Hold Back the Stars by Katie Khan: A man and a woman revisit memories of their love affair on a utopian Earth while they are trapped in the vast void of space with only ninety minutes of oxygen left. After the catastrophic destruction of the Middle East and the United States, Europe has become a utopia and, every three years, the European population must rotate into different multicultural communities, living as individuals responsible for their own actions. While living in this paradise, Max meets Carys and immediately feels a spark of attraction. He quickly realizes, however, that Carys is someone he might want to stay with long-term, which is impossible in this new world. As their relationship plays out, the connections between their time on Earth and their present dilemma in space become clear. When their air ticks dangerously low, one is offered the chance of salvation -- but who will take it?

The Reminders by Val Emmich: Grief-stricken over his partner’s death, Gavin sets fire to every physical reminder in the couple's home. A neighbor captures the ordeal on video, turning this unsung TV actor into a household name. Now, Gavin is fleeing the hysteria of Los Angeles for New Jersey, hoping to find peace with the family of an old friend. Instead, he finds Joan. Joan, the family's ten-year-old daughter, was born with the rare ability to recall every day of her life in cinematic detail. Joan has never met Gavin until now, but she did know his partner, Sydney, and waiting inside her uncanny mind are half a dozen startlingly vivid memories to prove it. Gavin strikes a deal with Joan: in return for sharing all her memories of Sydney, Gavin will help Joan win a local songwriting contest she's convinced could make her unforgettable. The unlikely duo sets off on their quest until Joan reveals unexpected details about Sydney's final months, forcing Gavin to question not only the purity of his past with Sydney but the course of his own immediate future. 


  1. May is jam packed with books!! I am pumped for Into the Water. I have The Garden of Small Beginnings and it sounds really good. I won a copy of The Best of Adam Sharp. I loved The Rosie Project so I hope it has a similar feel. Eleanor Oliphant is Completely Fine is one I see popping up and has me interested. Thanks for sharing these :)

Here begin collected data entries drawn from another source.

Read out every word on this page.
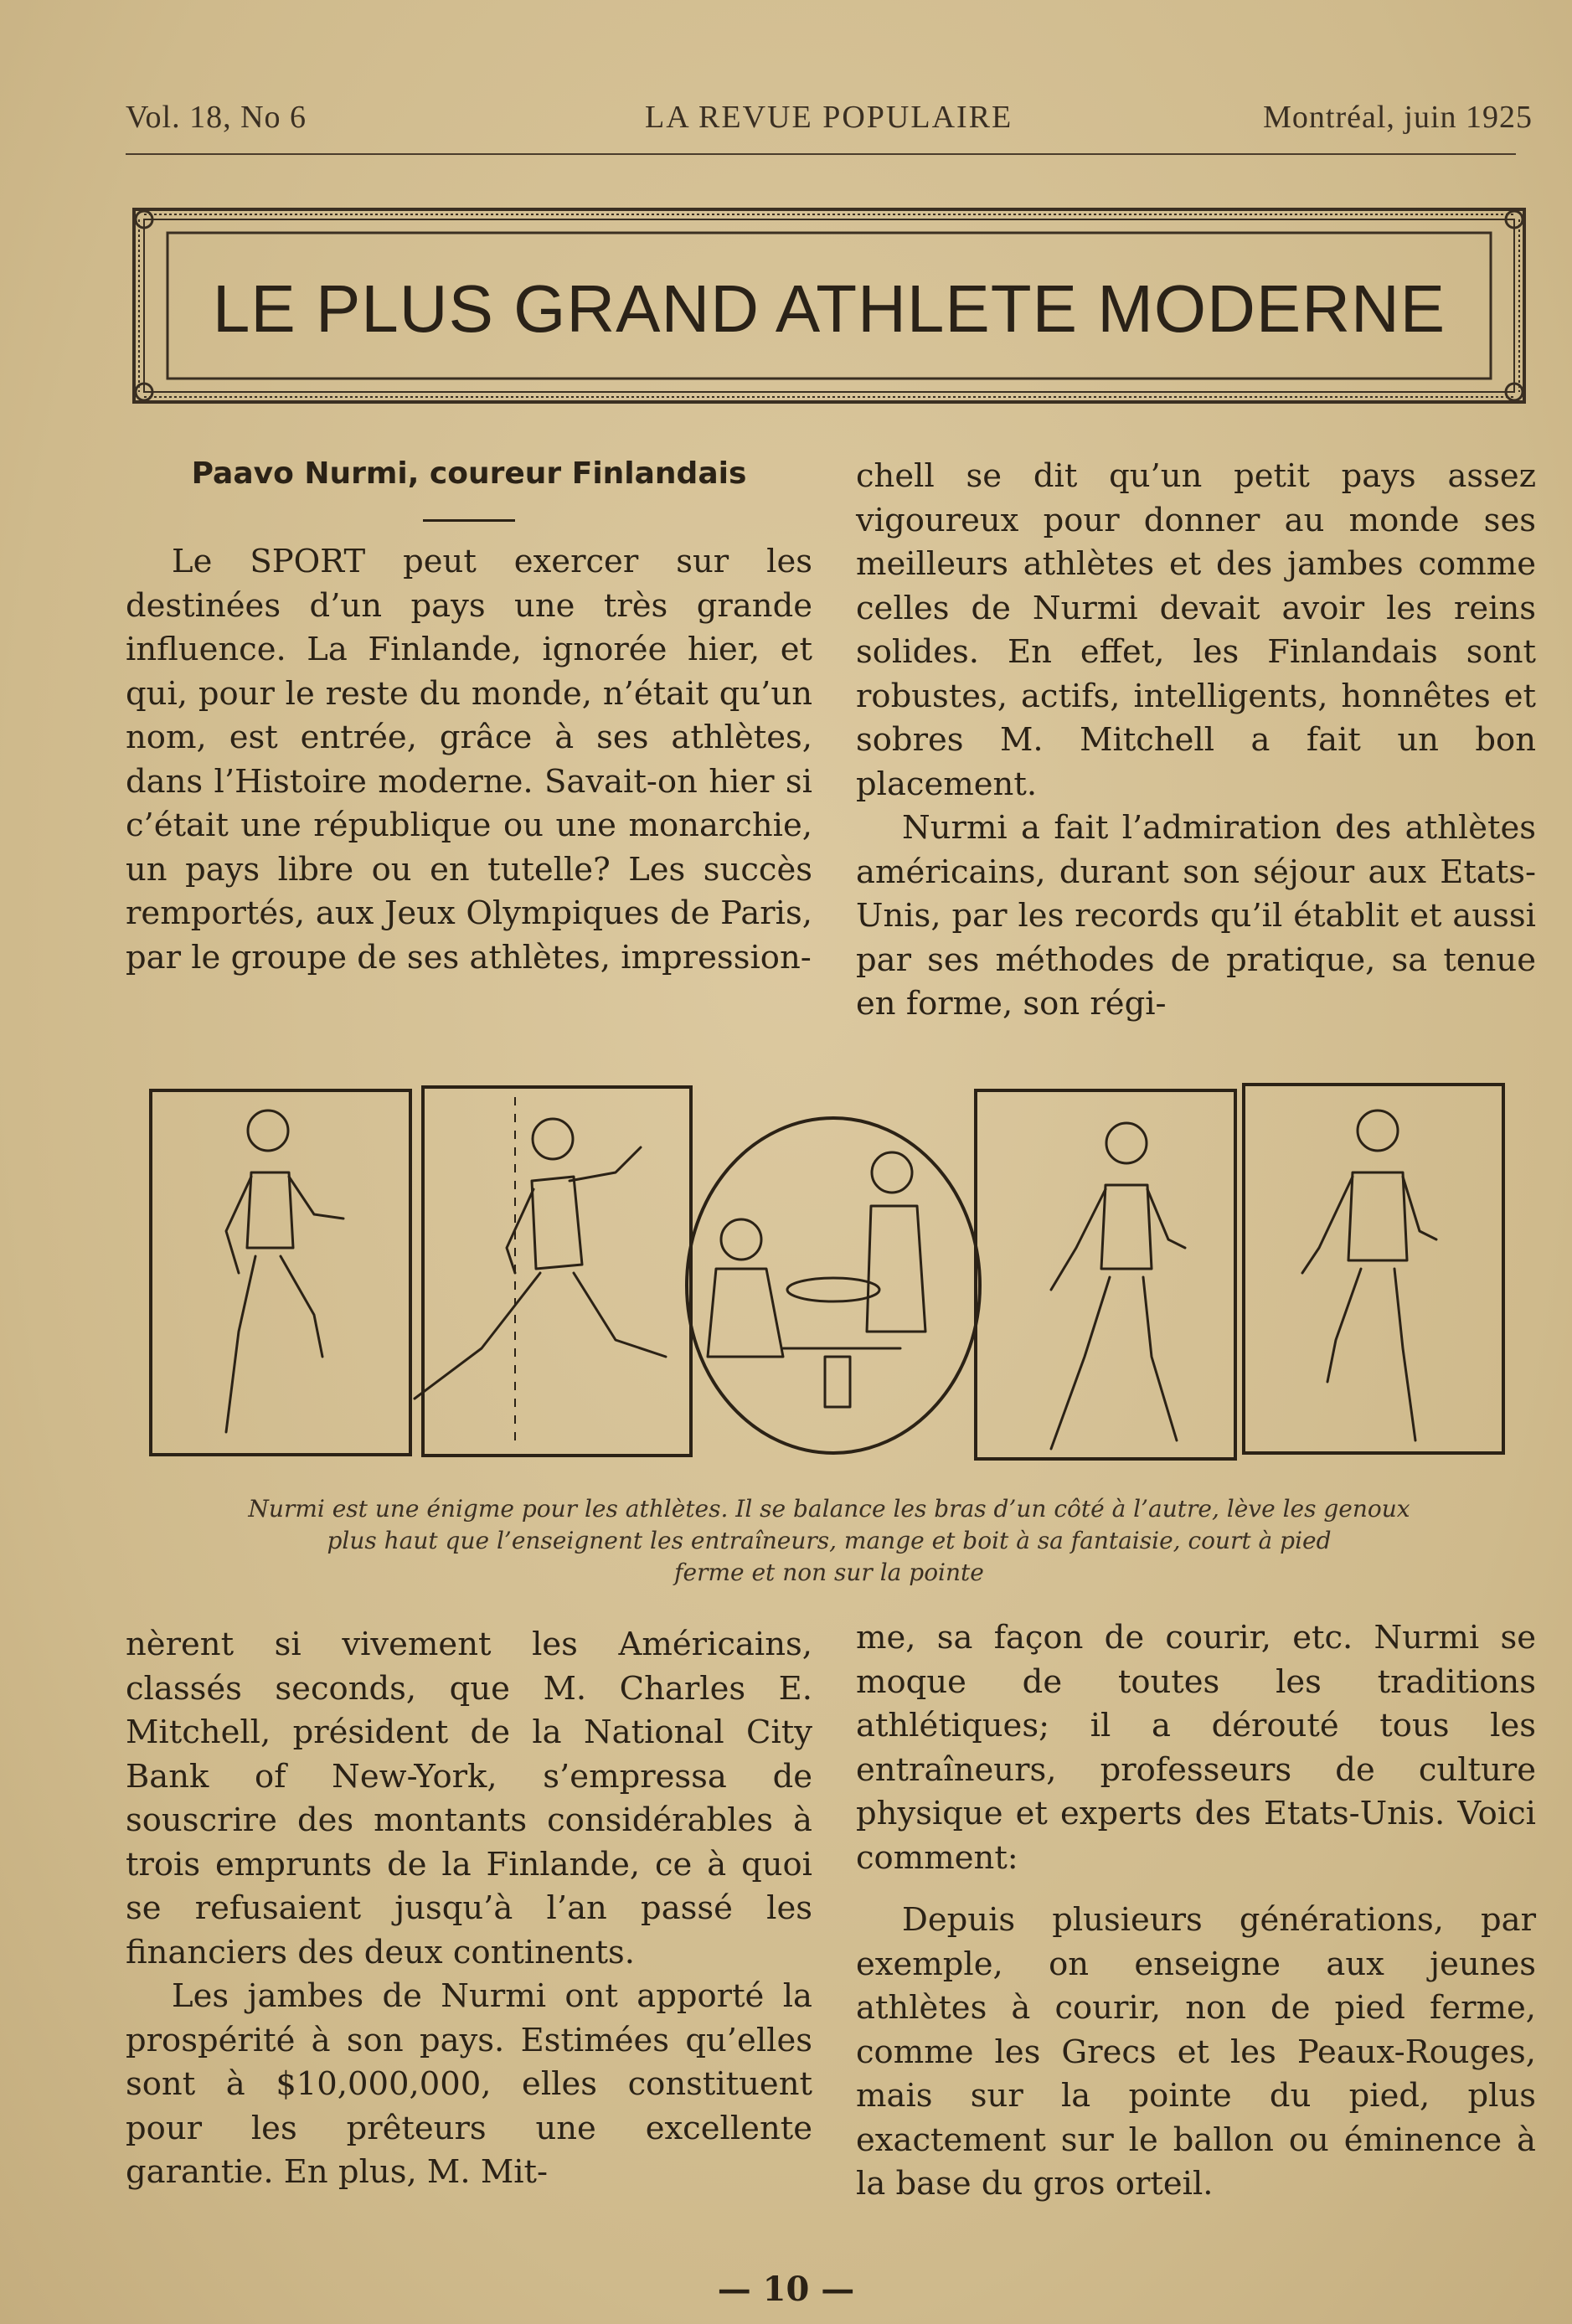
Vol. 18, No 6	LA REVUE POPULAIRE	Montréal, juin 1925
LE PLUS GRAND ATHLETE MODERNE
Paavo Nurmi, coureur Finlandais

Le SPORT peut exercer sur les destinées d’un pays une très grande influence. La Finlande, ignorée hier, et qui, pour le reste du monde, n’était qu’un nom, est entrée, grâce à ses athlètes, dans l’Histoire moderne. Savait-on hier si c’était une république ou une monarchie, un pays libre ou en tutelle? Les succès remportés, aux Jeux Olympiques de Paris, par le groupe de ses athlètes, impression-

chell se dit qu’un petit pays assez vigoureux pour donner au monde ses meilleurs athlètes et des jambes comme celles de Nurmi devait avoir les reins solides. En effet, les Finlandais sont robustes, actifs, intelligents, honnêtes et sobres M. Mitchell a fait un bon placement.

Nurmi a fait l’admiration des athlètes américains, durant son séjour aux Etats-Unis, par les records qu’il établit et aussi par ses méthodes de pratique, sa tenue en forme, son régi-

Nurmi est une énigme pour les athlètes. Il se balance les bras d’un côté à l’autre, lève les genoux
plus haut que l’enseignent les entraîneurs, mange et boit à sa fantaisie, court à pied
ferme et non sur la pointe

nèrent si vivement les Américains, classés seconds, que M. Charles E. Mitchell, président de la National City Bank of New-York, s’empressa de souscrire des montants considérables à trois emprunts de la Finlande, ce à quoi se refusaient jusqu’à l’an passé les financiers des deux continents.

Les jambes de Nurmi ont apporté la prospérité à son pays. Estimées qu’elles sont à $10,000,000, elles constituent pour les prêteurs une excellente garantie. En plus, M. Mit-

me, sa façon de courir, etc. Nurmi se moque de toutes les traditions athlétiques; il a dérouté tous les entraîneurs, professeurs de culture physique et experts des Etats-Unis. Voici comment:

Depuis plusieurs générations, par exemple, on enseigne aux jeunes athlètes à courir, non de pied ferme, comme les Grecs et les Peaux-Rouges, mais sur la pointe du pied, plus exactement sur le ballon ou éminence à la base du gros orteil.

— 10 —
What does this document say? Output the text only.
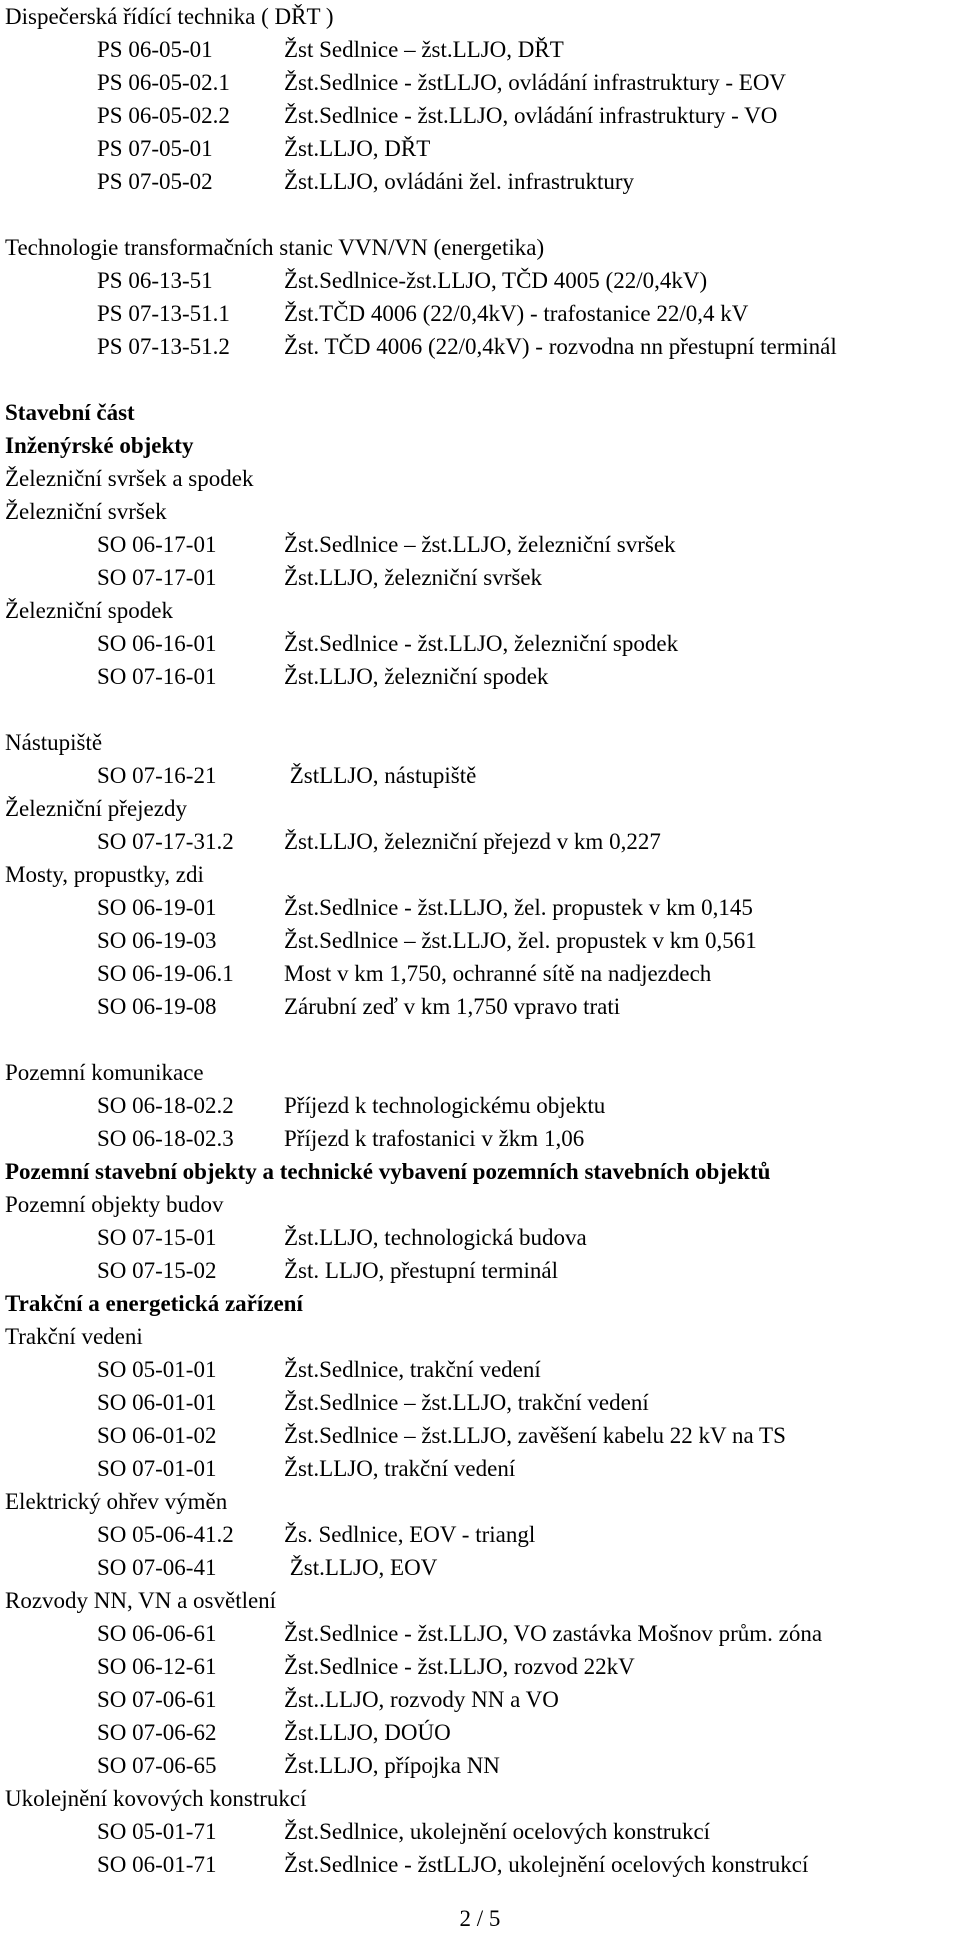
Dispečerská řídící technika ( DŘT )
PS 06-05-01	Žst Sedlnice – žst.LLJO, DŘT
PS 06-05-02.1 Žst.Sedlnice - žstLLJO, ovládání infrastruktury - EOV
PS 06-05-02.2 Žst.Sedlnice - žst.LLJO, ovládání infrastruktury - VO
PS 07-05-01	Žst.LLJO, DŘT
PS 07-05-02	Žst.LLJO, ovládáni žel. infrastruktury
Technologie transformačních stanic VVN/VN (energetika)
PS 06-13-51	Žst.Sedlnice-žst.LLJO, TČD 4005 (22/0,4kV)
PS 07-13-51.1 Žst.TČD 4006 (22/0,4kV) - trafostanice 22/0,4 kV
PS 07-13-51.2 Žst. TČD 4006 (22/0,4kV) - rozvodna nn přestupní terminál
Stavební část
Inženýrské objekty
Železniční svršek a spodek
Železniční svršek
SO 06-17-01	Žst.Sedlnice – žst.LLJO, železniční svršek
SO 07-17-01	Žst.LLJO, železniční svršek
Železniční spodek
SO 06-16-01	Žst.Sedlnice - žst.LLJO, železniční spodek
SO 07-16-01	Žst.LLJO, železniční spodek
Nástupiště
SO 07-16-21	ŽstLLJO, nástupiště
Železniční přejezdy
SO 07-17-31.2 Žst.LLJO, železniční přejezd v km 0,227
Mosty, propustky, zdi
SO 06-19-01	Žst.Sedlnice - žst.LLJO, žel. propustek v km 0,145
SO 06-19-03	Žst.Sedlnice – žst.LLJO, žel. propustek v km 0,561
SO 06-19-06.1 Most v km 1,750, ochranné sítě na nadjezdech
SO 06-19-08	Zárubní zeď v km 1,750 vpravo trati
Pozemní komunikace
SO 06-18-02.2 Příjezd k technologickému objektu
SO 06-18-02.3 Příjezd k trafostanici v žkm 1,06
Pozemní stavební objekty a technické vybavení pozemních stavebních objektů
Pozemní objekty budov
SO 07-15-01	Žst.LLJO, technologická budova
SO 07-15-02	Žst. LLJO, přestupní terminál
Trakční a energetická zařízení
Trakční vedeni
SO 05-01-01	Žst.Sedlnice, trakční vedení
SO 06-01-01	Žst.Sedlnice – žst.LLJO, trakční vedení
SO 06-01-02	Žst.Sedlnice – žst.LLJO, zavěšení kabelu 22 kV na TS
SO 07-01-01	Žst.LLJO, trakční vedení
Elektrický ohřev výměn
SO 05-06-41.2 Žs. Sedlnice, EOV - triangl
SO 07-06-41	Žst.LLJO, EOV
Rozvody NN, VN a osvětlení
SO 06-06-61	Žst.Sedlnice - žst.LLJO, VO zastávka Mošnov prům. zóna
SO 06-12-61	Žst.Sedlnice - žst.LLJO, rozvod 22kV
SO 07-06-61	Žst..LLJO, rozvody NN a VO
SO 07-06-62	Žst.LLJO, DOÚO
SO 07-06-65	Žst.LLJO, přípojka NN
Ukolejnění kovových konstrukcí
SO 05-01-71	Žst.Sedlnice, ukolejnění ocelových konstrukcí
SO 06-01-71	Žst.Sedlnice - žstLLJO, ukolejnění ocelových konstrukcí
2 / 5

    1. Oh, I know! Lots of good books going into summer. I'm excited for "Into the Water" too, but I haven't had the best of luck with thrillers lately. I'm hoping it's just as good as "The Girl on the Train," but I'm trying not to set my expectations too high.

  2. I'm looking forward to Into The Water and Mr. Rochester - so many good books this month!

    1. I know -- TOO many good books! Not every book on this list is on my TBR, but I do plan to read both "Into the Water" and "Mr. Rochester"!

  3. I'm really intrigued by Paula Hawkins new title - lots of other great books to come out in May also. Thanks for sharing... That's me thanking, not my purse or bookshelves. Hehe!

    1. Ha -- I know! I'll have the same problem when I go to pick up my library holds and see I've got WAY TOO MANY books waiting for me!

  4. I love the cover of Salt Houses! I'm intrigued by Neil deGrasse Tyson's book - I've never read anything of his and would like to. Hold Back the Stars sounds like a great premise, but also like it might be too painful to read, or possibly over sentimental - it's hard to tell how that sort of book could go. The Reminders also sounds pretty interesting!

    1. I love the cover of "Salt Houses" too! That and "Astrophysics..." were both on a TTT list a few weeks ago about pretty covers on my TBR.

      I see what you mean about "Hold Back the Stars," but I'm so intrigued by the premise! I hope the author goes into detail about how Europe became the world's "utopia" and what life is like! I'm more interested in that than the relationship aspect.